A arte da ignorância

Foto de Ana Mendes
Vivemos num país estruturalmente ignorante, os 41 anos de Estado Novo asseguraram se bem disso. Mas quais são as suas consequências? Essa é a questão central dos dias  de hoje. 

Uma das ditas consequências é o tão falado racismo. Racismo que segundo alguns é  inexistente, de tal modo inexistente que é necessária uma manifestação para o provar.  Segundo outros, é algo cultural, enraizado e apenas pode ser abolido através da luta  racial, algo, no mínimo, questionável. 

O estigma existe e nega-lo é ser oportunista ou cego; eu mesmo já o senti várias vezes. Mas o problema agravou-se quando os extremistas de plantão começaram a culpabilizar  os ciganos e todas as minorias em geral de todos os problemas e dificuldades  enfrentadas por Portugal, principalmente no que toca aos problemas de cariz financeiro. 

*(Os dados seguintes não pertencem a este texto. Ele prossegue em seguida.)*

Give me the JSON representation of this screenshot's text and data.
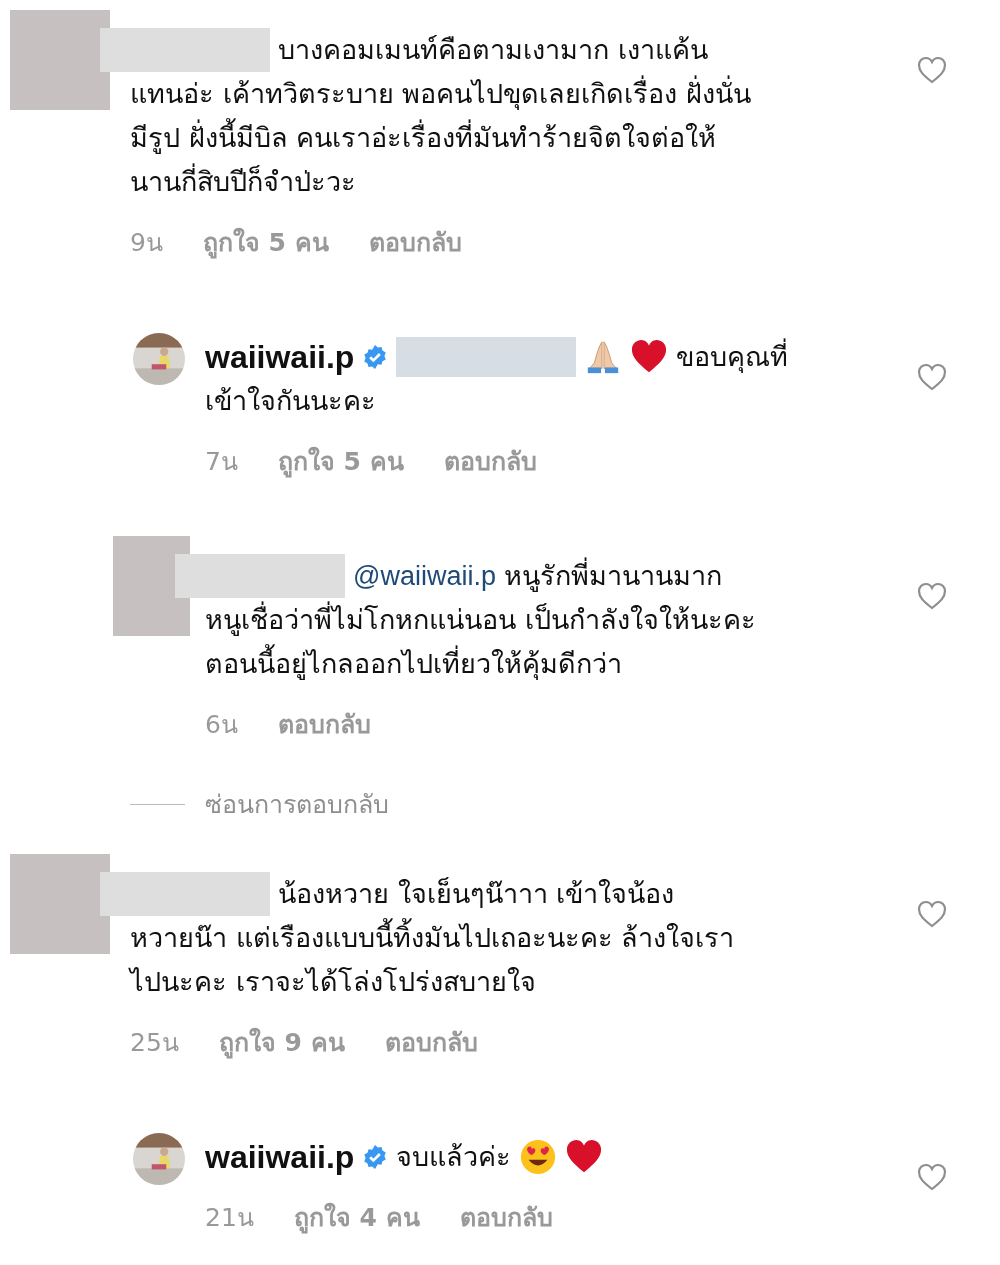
{
  "comments": [
    {
      "avatar": {
        "kind": "redacted"
      },
      "author_redacted": true,
      "content": [
        {
          "kind": "text",
          "lines": [
            "บางคอมเมนท์คือตามเงามาก เงาแค้น",
            "แทนอ่ะ เค้าทวิตระบาย พอคนไปขุดเลยเกิดเรื่อง ฝั่งนั่น",
            "มีรูป ฝั่งนี้มีบิล คนเราอ่ะเรื่องที่มันทำร้ายจิตใจต่อให้",
            "นานกี่สิบปีก็จำป่ะวะ"
          ]
        }
      ],
      "time": "9น",
      "likes": "ถูกใจ 5 คน",
      "reply": "ตอบกลับ",
      "hide_replies": "ซ่อนการตอบกลับ",
      "children": [
        {
          "avatar": {
            "kind": "photo"
          },
          "author": "waiiwaii.p",
          "verified": true,
          "content": [
            {
              "kind": "redaction"
            },
            {
              "kind": "pray"
            },
            {
              "kind": "heart"
            },
            {
              "kind": "text",
              "lines": [
                "ขอบคุณที่",
                "เข้าใจกันนะคะ"
              ]
            }
          ],
          "time": "7น",
          "likes": "ถูกใจ 5 คน",
          "reply": "ตอบกลับ"
        },
        {
          "avatar": {
            "kind": "redacted"
          },
          "author_redacted": true,
          "content": [
            {
              "kind": "mention",
              "text": "@waiiwaii.p"
            },
            {
              "kind": "text",
              "lines": [
                "หนูรักพี่มานานมาก",
                "หนูเชื่อว่าพี่ไม่โกหกแน่นอน เป็นกำลังใจให้นะคะ",
                "ตอนนี้อยู่ไกลออกไปเที่ยวให้คุ้มดีกว่า"
              ]
            }
          ],
          "time": "6น",
          "reply": "ตอบกลับ"
        }
      ]
    },
    {
      "avatar": {
        "kind": "redacted"
      },
      "author_redacted": true,
      "content": [
        {
          "kind": "text",
          "lines": [
            "น้องหวาย ใจเย็นๆน๊าาา เข้าใจน้อง",
            "หวายน๊า แต่เรืองแบบนี้ทิ้งมันไปเถอะนะคะ ล้างใจเรา",
            "ไปนะคะ เราจะได้โล่งโปร่งสบายใจ"
          ]
        }
      ],
      "time": "25น",
      "likes": "ถูกใจ 9 คน",
      "reply": "ตอบกลับ",
      "children": [
        {
          "avatar": {
            "kind": "photo"
          },
          "author": "waiiwaii.p",
          "verified": true,
          "content": [
            {
              "kind": "text",
              "lines": [
                "จบแล้วค่ะ"
              ]
            },
            {
              "kind": "heart_eyes"
            },
            {
              "kind": "heart"
            }
          ],
          "time": "21น",
          "likes": "ถูกใจ 4 คน",
          "reply": "ตอบกลับ"
        }
      ]
    }
  ]
}
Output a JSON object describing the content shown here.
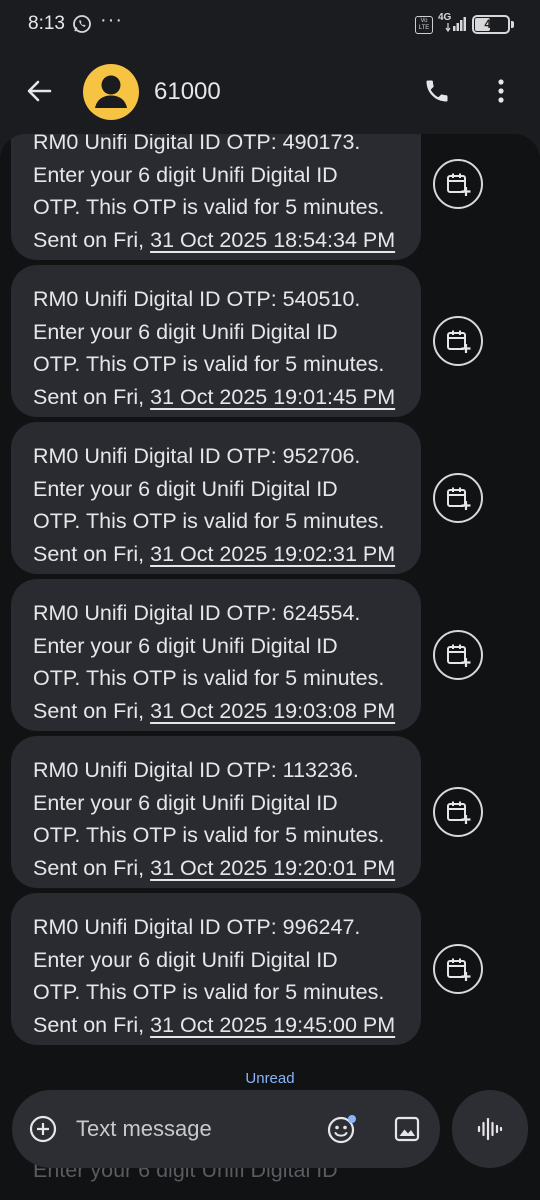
{
  "status_bar": {
    "time": "8:13",
    "more_dots": "···",
    "volte": "Vo LTE",
    "network": "4G",
    "battery": "48",
    "battery_level": 0.48
  },
  "app_bar": {
    "contact_name": "61000",
    "back_icon": "arrow-back-icon",
    "call_icon": "phone-icon",
    "more_icon": "more-vert-icon"
  },
  "colors": {
    "background": "#1b1c20",
    "conversation": "#111214",
    "bubble": "#2a2b30",
    "avatar": "#f6c342",
    "accent": "#8ab4f8"
  },
  "messages": [
    {
      "line1": "RM0 Unifi Digital ID OTP: 490173.",
      "line2": "Enter your 6 digit Unifi Digital ID",
      "line3": "OTP. This OTP is valid for 5 minutes.",
      "sent_prefix": "Sent on Fri, ",
      "sent_date": "31 Oct 2025 18:54:34 PM"
    },
    {
      "line1": "RM0 Unifi Digital ID OTP: 540510.",
      "line2": "Enter your 6 digit Unifi Digital ID",
      "line3": "OTP. This OTP is valid for 5 minutes.",
      "sent_prefix": "Sent on Fri, ",
      "sent_date": "31 Oct 2025 19:01:45 PM"
    },
    {
      "line1": "RM0 Unifi Digital ID OTP: 952706.",
      "line2": "Enter your 6 digit Unifi Digital ID",
      "line3": "OTP. This OTP is valid for 5 minutes.",
      "sent_prefix": "Sent on Fri, ",
      "sent_date": "31 Oct 2025 19:02:31 PM"
    },
    {
      "line1": "RM0 Unifi Digital ID OTP: 624554.",
      "line2": "Enter your 6 digit Unifi Digital ID",
      "line3": "OTP. This OTP is valid for 5 minutes.",
      "sent_prefix": "Sent on Fri, ",
      "sent_date": "31 Oct 2025 19:03:08 PM"
    },
    {
      "line1": "RM0 Unifi Digital ID OTP: 113236.",
      "line2": "Enter your 6 digit Unifi Digital ID",
      "line3": "OTP. This OTP is valid for 5 minutes.",
      "sent_prefix": "Sent on Fri, ",
      "sent_date": "31 Oct 2025 19:20:01 PM"
    },
    {
      "line1": "RM0 Unifi Digital ID OTP: 996247.",
      "line2": "Enter your 6 digit Unifi Digital ID",
      "line3": "OTP. This OTP is valid for 5 minutes.",
      "sent_prefix": "Sent on Fri, ",
      "sent_date": "31 Oct 2025 19:45:00 PM"
    }
  ],
  "message_action_icon": "calendar-add-icon",
  "unread_label": "Unread",
  "underlay_text": "Enter your 6 digit Unifi Digital ID",
  "compose": {
    "placeholder": "Text message",
    "add_icon": "add-circle-icon",
    "emoji_icon": "emoji-icon",
    "media_icon": "image-icon",
    "voice_icon": "voice-waveform-icon"
  }
}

Em Portugal, de 2007 a 2019 foram injetados pelo Estado às instituições financeiras  cerca de 28,3 mil milhões de euros, com dinheiro dos contribuintes mesmo o SNS  encontrando-se fragilizado e a educação sentindo uma importante falta de  investimento. O amado/odiado RSI abrangia, em 2018, 224 mil pessoas, recebendo, em  média, 114,56 euros mensais e é sabido que apenas cerca de 3% dos beneficiários são  de etnia cigana. Pessoas abandonadas em guetos, sem educação e escolaridade mínimas  e ostracizadas são as responsáveis por drenar os cofres do Estado e deixar os  contribuintes na maior das injustiças, pelos vistos. 

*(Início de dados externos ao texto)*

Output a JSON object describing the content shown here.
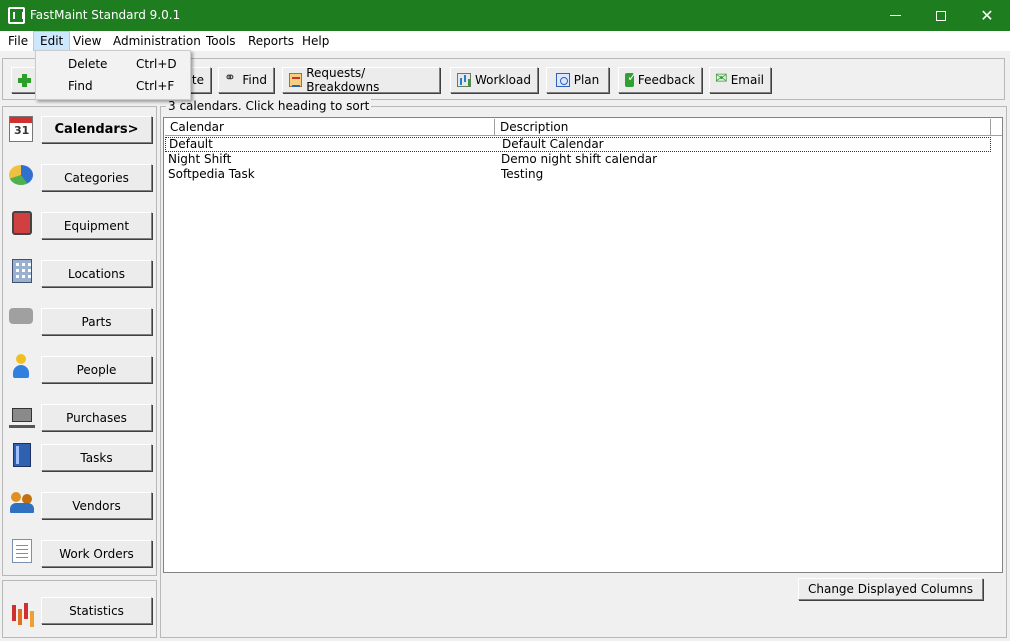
{
  "window": {
    "title": "FastMaint Standard 9.0.1",
    "minimize_glyph": "",
    "close_glyph": "✕"
  },
  "menubar": {
    "items": [
      "File",
      "Edit",
      "View",
      "Administration",
      "Tools",
      "Reports",
      "Help"
    ],
    "active": "Edit"
  },
  "edit_menu": {
    "items": [
      {
        "label": "Delete",
        "shortcut": "Ctrl+D"
      },
      {
        "label": "Find",
        "shortcut": "Ctrl+F"
      }
    ]
  },
  "toolbar": {
    "buttons": [
      {
        "label": "",
        "icon": "plus-icon"
      },
      {
        "label": "te",
        "icon": "none"
      },
      {
        "label": "Find",
        "icon": "glasses-icon"
      },
      {
        "label": "Requests/ Breakdowns",
        "icon": "clipboard-icon"
      },
      {
        "label": "Workload",
        "icon": "chart-icon"
      },
      {
        "label": "Plan",
        "icon": "plan-icon"
      },
      {
        "label": "Feedback",
        "icon": "check-icon"
      },
      {
        "label": "Email",
        "icon": "email-icon"
      }
    ]
  },
  "sidebar": {
    "items": [
      {
        "label": "Calendars>",
        "icon": "calendar-icon",
        "selected": true
      },
      {
        "label": "Categories",
        "icon": "pie-chart-icon"
      },
      {
        "label": "Equipment",
        "icon": "equipment-icon"
      },
      {
        "label": "Locations",
        "icon": "building-icon"
      },
      {
        "label": "Parts",
        "icon": "parts-icon"
      },
      {
        "label": "People",
        "icon": "person-icon"
      },
      {
        "label": "Purchases",
        "icon": "cart-icon"
      },
      {
        "label": "Tasks",
        "icon": "book-icon"
      },
      {
        "label": "Vendors",
        "icon": "group-icon"
      },
      {
        "label": "Work Orders",
        "icon": "document-icon"
      }
    ],
    "statistics": {
      "label": "Statistics",
      "icon": "bar-chart-icon"
    }
  },
  "main": {
    "status": "3 calendars. Click heading to sort",
    "columns": [
      "Calendar",
      "Description"
    ],
    "rows": [
      {
        "calendar": "Default",
        "description": "Default Calendar"
      },
      {
        "calendar": "Night Shift",
        "description": "Demo night shift calendar"
      },
      {
        "calendar": "Softpedia Task",
        "description": "Testing"
      }
    ],
    "change_columns_label": "Change Displayed Columns"
  },
  "colors": {
    "titlebar": "#1e7d1e",
    "menu_highlight": "#cce8ff"
  }
}
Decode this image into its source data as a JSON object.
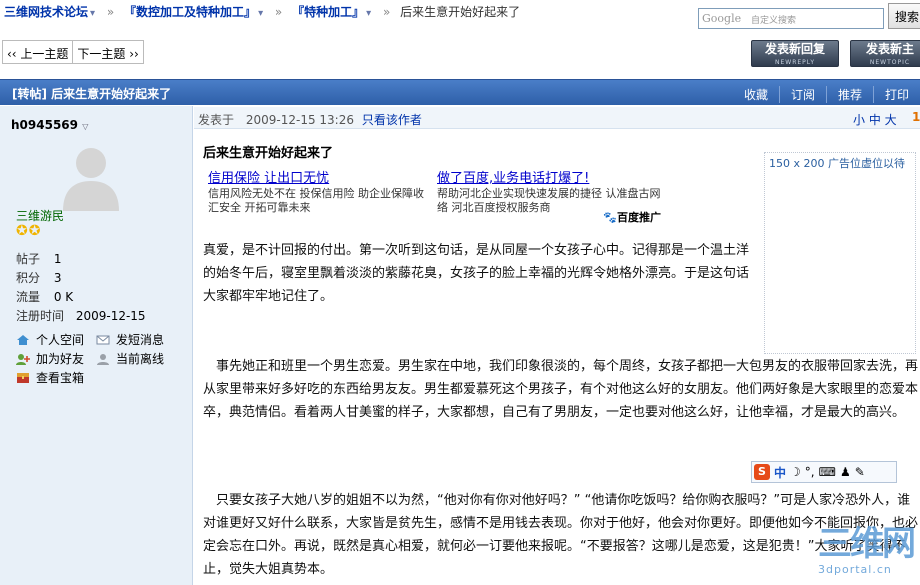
{
  "breadcrumb": {
    "forum": "三维网技术论坛",
    "board1": "『数控加工及特种加工』",
    "board2": "『特种加工』",
    "current": "后来生意开始好起来了"
  },
  "search": {
    "logo": "Google",
    "placeholder": "自定义搜索",
    "button": "搜索"
  },
  "pagenav": {
    "prev": "‹‹ 上一主题",
    "next": "下一主题 ››"
  },
  "buttons": {
    "reply": "发表新回复",
    "reply_en": "NEWREPLY",
    "newtopic": "发表新主",
    "newtopic_en": "NEWTOPIC"
  },
  "thread": {
    "tag": "[转帖]",
    "title": "后来生意开始好起来了",
    "tools": [
      "收藏",
      "订阅",
      "推荐",
      "打印"
    ]
  },
  "author": {
    "name": "h0945569",
    "group": "三维游民",
    "stars": "✪✪",
    "stats": [
      {
        "label": "帖子",
        "value": "1"
      },
      {
        "label": "积分",
        "value": "3"
      },
      {
        "label": "流量",
        "value": "0 K"
      },
      {
        "label": "注册时间",
        "value": "2009-12-15"
      }
    ],
    "actions": {
      "space": "个人空间",
      "message": "发短消息",
      "addfriend": "加为好友",
      "status": "当前离线",
      "treasure": "查看宝箱"
    }
  },
  "post": {
    "posted_prefix": "发表于",
    "posted_time": "2009-12-15 13:26",
    "view_author": "只看该作者",
    "font_sizes": "小 中 大",
    "floor": "1",
    "title": "后来生意开始好起来了",
    "paragraphs": [
      "真爱，是不计回报的付出。第一次听到这句话，是从同屋一个女孩子心中。记得那是一个温土洋的始冬午后，寝室里飘着淡淡的紫藤花臭，女孩子的脸上幸福的光辉令她格外漂亮。于是这句话大家都牢牢地记住了。",
      "　事先她正和班里一个男生恋爱。男生家在中地，我们印象很淡的，每个周终，女孩子都把一大包男友的衣服带回家去洗，再从家里带来好多好吃的东西给男友友。男生都爱慕死这个男孩子，有个对他这么好的女朋友。他们两好象是大家眼里的恋爱本卒，典范情侣。看着两人甘美蜜的样子，大家都想，自己有了男朋友，一定也要对他这么好，让他幸福，才是最大的高兴。",
      "　只要女孩子大她八岁的姐姐不以为然，“他对你有你对他好吗？” “他请你吃饭吗？给你购衣服吗？”可是人家冷恐外人，谁对谁更好又好什么联系，大家皆是贫先生，感情不是用钱去表现。你对于他好，他会对你更好。即便他如今不能回报你，也必定会忘在口外。再说，既然是真心相爱，就何必一订要他来报呢。“不要报答？这哪儿是恋爱，这是犯贵！”大家听了笑得不止，觉失大姐真势本。"
    ]
  },
  "ads": {
    "ad1_title": "信用保险 让出口无忧",
    "ad1_desc": "信用风险无处不在 投保信用险 助企业保障收汇安全 开拓可靠未来",
    "ad2_title": "做了百度,业务电话打爆了!",
    "ad2_desc": "帮助河北企业实现快速发展的捷径 认准盘古网络 河北百度授权服务商",
    "brand": "百度推广",
    "placeholder": "150 x 200 广告位虚位以待"
  },
  "ime": {
    "text": "中"
  },
  "watermark": {
    "big": "三维网",
    "small": "3dportal.cn"
  },
  "colors": {
    "header_blue": "#3a6cb8",
    "author_bg": "#e8f0f8",
    "link": "#0033aa"
  }
}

De onde vem todo esse ódio? Apesar de toda a influência do passado fascista e  colonialista, é, essencialmente, a ignorância. Em 2007, segundo dados da Universidade  da Beira Interior, 45,5% dos portugueses diziam não ler um jornal durante toda a  semana e apenas 30,7% liam uma hora por semana (na sua maioria jornais desportivos),  não sendo a realidade atual muito diferente. Ou seja, os portugueses são, na sua  maioria, desinformados e caem mais facilmente nas Fake News e nas mentiras das redes  sociais e internet, no geral.  

É a ignorância que faz a sociedade ver as minorias como uma ameaça, como seres  diferentes e misteriosos que querem destruir a sua cultura e modo de vida. Por muito  educada, formada e culta que alguém seja vai sempre sentir preconceito contra esses seres estranhos e distantes, é quase um instinto primário de sobrevivência, o medo ao  desconhecido. A ignorância gera medo e o medo chega a tal ordem que se deixam de  ver os membros das minorias como aquilo que são: seres humanos. 

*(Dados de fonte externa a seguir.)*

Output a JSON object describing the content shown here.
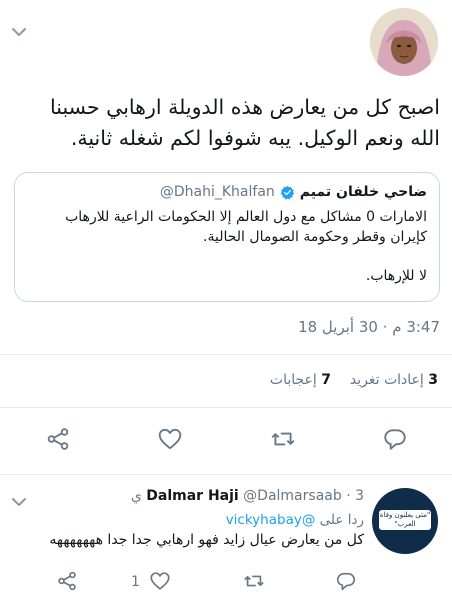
{
  "tweet": {
    "text": "اصبح كل من يعارض هذه الدويلة ارهابي حسبنا الله ونعم الوكيل. يبه شوفوا لكم شغله ثانية.",
    "time": "3:47 م · 30 أبريل 18",
    "retweets_count": "3",
    "retweets_label": "إعادات تغريد",
    "likes_count": "7",
    "likes_label": "إعجابات"
  },
  "quote": {
    "name": "ضاحي خلفان تميم",
    "handle": "@Dhahi_Khalfan",
    "body": "الامارات 0 مشاكل مع دول العالم إلا الحكومات الراعية للارهاب كإيران وقطر وحكومة الصومال الحالية.",
    "footer": "لا للإرهاب."
  },
  "reply": {
    "name": "Dalmar Haji",
    "handle": "@Dalmarsaab",
    "time": "· 3 ي",
    "reply_to_label": "ردا على",
    "reply_to_handle": "@vickyhabay",
    "text": "كل من يعارض عيال زايد فهو ارهابي جدا جدا هههههههه",
    "likes": "1",
    "avatar_text": "\"متى يعلنون وفاة العرب\""
  },
  "colors": {
    "accent": "#1da1f2",
    "muted": "#657786",
    "divider": "#e6ecf0",
    "text": "#14171a"
  },
  "icons": [
    "chevron-down-icon",
    "verified-badge-icon",
    "share-icon",
    "heart-icon",
    "retweet-icon",
    "reply-icon"
  ]
}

As minorias podem fazer algo contra esse estigma? Claro, se olharmos em frente  promovendo a aproximação e a integração, sem vitimismo. Sou tão português como  cigano e sou tão cigano como português, a “Ciganalândia” é apenas um sonho e uma  miragem, então ao viver em Portugal devo me adaptar às regras e sociedade  portuguesas sem nunca perder a minha própria identidade. Não se deve criar ainda mais  divisão através de ideologias combativas de nós e eles, porque não faz sentido, pois nós  somos eles e eles somos nós, seres humanos. Não acredito que seja pondo caixotes do  lixo a arder e promovendo o isolamento que encontrarei a mudança, de facto eu faço  mais pela transformação de mentalidades indo à escola e convivendo em sociedade  desmitificando a figura preconcebida que foi feita sobre mim, pois a guerra, seja ela qual  for, mesmo legítima, apenas leva a mais repressão.

Os mestres nesta, nada nobre, arte da ignorância são os extremistas que se aproveitam  desta ignorância generalizada da forma mais vil desumanizando as minorias em nome  da sua ânsia de poder. Não nos enganemos, estes seres mesquinhos vêm-nos a todos  da mesma forma sejamos brancos, negros ou ciganos: como peões no seu sórdido e  hediondo tabuleiro de xadrez. 

O Estado deve abandonar estas políticas de isolamento como a criação de bairros sociais  que se tornam em guetos e as ajudas sociais opressivas que nada mais são que veículos  para promover o isolamento étnico e criar armadilhas de pobreza, focando-se, em vez  disso, na integração laboral, no diálogo, na educação, na promoção da convivência  pacífica, na desmitificação, na distribuição das comunidades marginalizadas na malha  urbana, levando à comunhão e à aprendizagem mútua entre povos iguais. 

Talvez eu seja demasiado romântico e otimista, mas ainda acredito no diálogo, na  aproximação, na compreensão, sem extremismos e em que a arma mais poderosa que  podemos ter é o conhecimento. 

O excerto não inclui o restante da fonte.